Puis, le 29 octobre, c'était au tour de Djenné de recevoir les Vitréens. Leur délégation, conduite par Monsieur Pierre Méhaignerie, ancien ministre, Président du Conseil Régional de Bretagne, maire de Vitré, et Madame, était forte d'une trentaine de personnes, et elle a été accueillie par une population en liesse, chasseurs, flûtistes, nadadji, acrobates bambaras, lors d'une grande fête de réception qui se déroula, ce jour-là, de 16 h à 19 h 30. Le lendemain, la délégation et ses hôtes ont visité les réalisations menées à bien grâce à Vitré: trois classes à l'école franco-arabe, la bibliothèque de lecture publique, le bosquet, le reboisement de la place de la grande prière, et l'aménagement du parc à bétail, avant de procéder à l'inauguration du nouveau second cycle de 9 classes qui portera le nom de "Second cycle Vitré-Djenné". Puis a été posée la première pierre d'une fontaine de Vitré, sur la place de l'indépendance.

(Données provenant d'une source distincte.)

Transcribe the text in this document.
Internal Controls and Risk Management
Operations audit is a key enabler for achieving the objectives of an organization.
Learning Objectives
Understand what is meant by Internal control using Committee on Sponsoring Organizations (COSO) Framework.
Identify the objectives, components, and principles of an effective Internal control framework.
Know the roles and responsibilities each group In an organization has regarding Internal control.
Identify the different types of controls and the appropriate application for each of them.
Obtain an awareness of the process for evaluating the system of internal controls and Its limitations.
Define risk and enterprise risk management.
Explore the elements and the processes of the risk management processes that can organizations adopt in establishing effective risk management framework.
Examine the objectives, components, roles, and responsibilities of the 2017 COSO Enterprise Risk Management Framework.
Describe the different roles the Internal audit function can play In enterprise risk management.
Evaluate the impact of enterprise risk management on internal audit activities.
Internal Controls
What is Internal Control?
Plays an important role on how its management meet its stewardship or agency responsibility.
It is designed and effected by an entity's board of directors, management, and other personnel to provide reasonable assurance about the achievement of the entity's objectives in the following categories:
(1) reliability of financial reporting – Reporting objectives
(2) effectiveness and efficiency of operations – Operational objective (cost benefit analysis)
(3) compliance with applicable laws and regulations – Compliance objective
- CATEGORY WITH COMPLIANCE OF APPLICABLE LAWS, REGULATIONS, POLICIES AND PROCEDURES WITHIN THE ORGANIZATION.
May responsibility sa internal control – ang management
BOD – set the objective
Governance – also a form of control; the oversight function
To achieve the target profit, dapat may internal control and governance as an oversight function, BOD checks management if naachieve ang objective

Djenné à l'heure du carême (ramadan)
Djenné est entrée le 31 décembre 1997, pour un mois lunaire, dans le temps du ramadan. C'est, pour tous les musulmans, une période de recueillement, de prière, de jeûne. La nuit se termine par un repas, qui doit être pris avant l'aube ; puis, de l'heure de la première prière, jusque vers 9 h du matin, la vie se meut au ralenti, et d'autant plus qu'il fait froid en cette saison. De 9 h du matin jusqu'à 14 h, tous les hommes adultes qui le peuvent sont à l'écoute du tafsir, où l'on traduit et commente le Coran. Les femmes peuvent, elles aussi, dans les vestibules, écouter la lecture et le commentaire de certains hadith.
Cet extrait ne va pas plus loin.